Ils sont aussi moins patients et se soumettent de moins bonne grâce à ces longs

processus de recrutement qui durent des mois au cours desquels ils étaient jaugés

par toute la hiérarchie, même par des responsables avec qui ils ne seraient jamais

amenés à travailler. Pour gagner la guerre des talents, l’entreprise doit se décider vite,

faute de quoi le candidat ira se faire embaucher ailleurs.
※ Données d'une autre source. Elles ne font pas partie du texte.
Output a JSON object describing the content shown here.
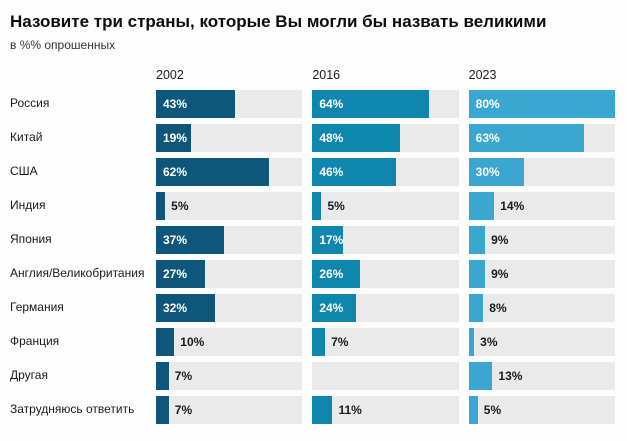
{
  "chart": {
    "title": "Назовите три страны, которые Вы могли бы назвать великими",
    "subtitle": "в %% опрошенных",
    "columns": [
      "2002",
      "2016",
      "2023"
    ],
    "colors": [
      "#0e567a",
      "#0f86ae",
      "#3aa7d1"
    ],
    "track_color": "#eaeaea",
    "unit": "%",
    "scale_max": 80,
    "inside_label_min": 17,
    "rows": [
      {
        "label": "Россия",
        "values": [
          43,
          64,
          80
        ]
      },
      {
        "label": "Китай",
        "values": [
          19,
          48,
          63
        ]
      },
      {
        "label": "США",
        "values": [
          62,
          46,
          30
        ]
      },
      {
        "label": "Индия",
        "values": [
          5,
          5,
          14
        ]
      },
      {
        "label": "Япония",
        "values": [
          37,
          17,
          9
        ]
      },
      {
        "label": "Англия/Великобритания",
        "values": [
          27,
          26,
          9
        ]
      },
      {
        "label": "Германия",
        "values": [
          32,
          24,
          8
        ]
      },
      {
        "label": "Франция",
        "values": [
          10,
          7,
          3
        ]
      },
      {
        "label": "Другая",
        "values": [
          7,
          null,
          13
        ]
      },
      {
        "label": "Затрудняюсь ответить",
        "values": [
          7,
          11,
          5
        ]
      }
    ]
  },
  "chart_data": {
    "type": "bar",
    "orientation": "horizontal",
    "title": "Назовите три страны, которые Вы могли бы назвать великими",
    "subtitle": "в %% опрошенных",
    "unit": "%",
    "categories": [
      "Россия",
      "Китай",
      "США",
      "Индия",
      "Япония",
      "Англия/Великобритания",
      "Германия",
      "Франция",
      "Другая",
      "Затрудняюсь ответить"
    ],
    "series": [
      {
        "name": "2002",
        "color": "#0e567a",
        "values": [
          43,
          19,
          62,
          5,
          37,
          27,
          32,
          10,
          7,
          7
        ]
      },
      {
        "name": "2016",
        "color": "#0f86ae",
        "values": [
          64,
          48,
          46,
          5,
          17,
          26,
          24,
          7,
          null,
          11
        ]
      },
      {
        "name": "2023",
        "color": "#3aa7d1",
        "values": [
          80,
          63,
          30,
          14,
          9,
          9,
          8,
          3,
          13,
          5
        ]
      }
    ],
    "xlim": [
      0,
      80
    ],
    "legend_position": "column-headers-top",
    "grid": false
  }
}
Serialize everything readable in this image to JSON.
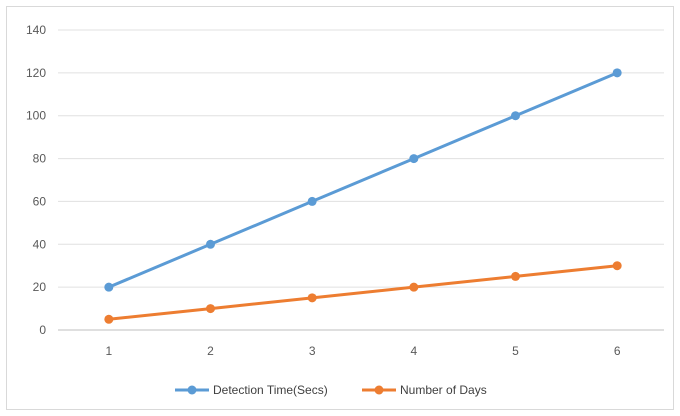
{
  "chart_data": {
    "type": "line",
    "title": "",
    "xlabel": "",
    "ylabel": "",
    "categories": [
      "1",
      "2",
      "3",
      "4",
      "5",
      "6"
    ],
    "ylim": [
      0,
      140
    ],
    "yticks": [
      0,
      20,
      40,
      60,
      80,
      100,
      120,
      140
    ],
    "grid": "horizontal",
    "legend_position": "bottom",
    "series": [
      {
        "name": "Detection Time(Secs)",
        "values": [
          20,
          40,
          60,
          80,
          100,
          120
        ],
        "color": "#5b9bd5"
      },
      {
        "name": "Number of Days",
        "values": [
          5,
          10,
          15,
          20,
          25,
          30
        ],
        "color": "#ed7d31"
      }
    ]
  }
}
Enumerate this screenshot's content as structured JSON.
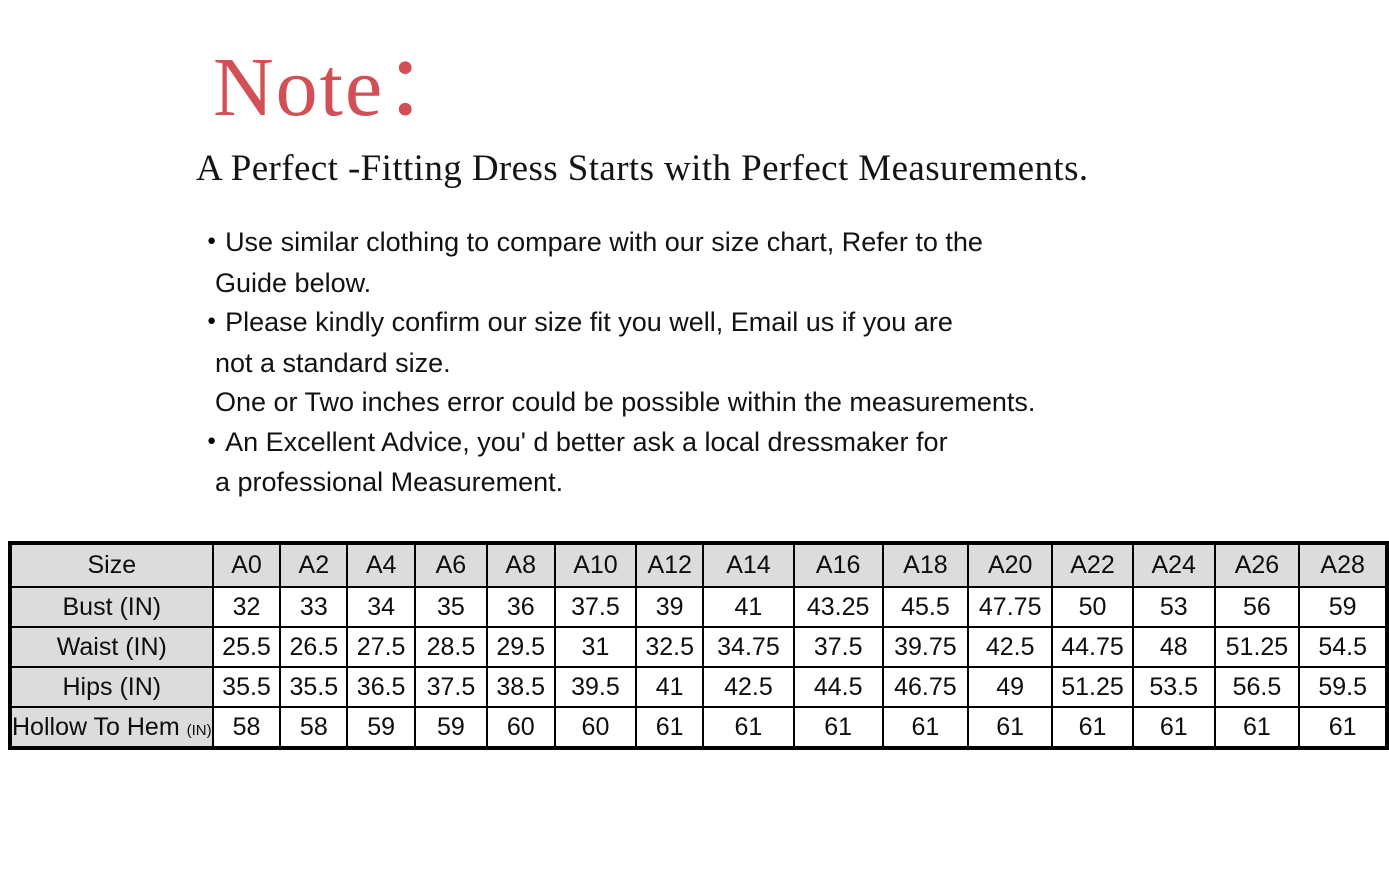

Quand le salarié fait embaucher ses relations


C’est la prime de cooptation. Elle est versée au salarié qui recommande une personne

de son réseau professionnel, familial ou amical pour un poste vacant ou en création

dans son entreprise. La prime peut être financière ou en nature (chèque-cadeau ou

voyage). Elle est en général versée une fois que la période d’essai du candidat

recommandé est validée.


Cet outil revêt plusieurs avantages : le candidat recommandé est proche ou du moins

familier des valeurs, de la culture et de l’histoire de l’entreprise. Ensuite, le salarié qui

coopte participe de fait à une décision de l’entreprise. En 2020, selon l’APEC, 44 %

des entreprises ont utilisé la cooptation pour recruter des cadres.

Depuis le début de l’année, les entreprises de services numériques ont revu les primes

à la hausse pour inciter les salariés à leur trouver des candidats. Elles sont passées

d’une fourchette de 500/1 000 euros, à 3 000/4 000 euros.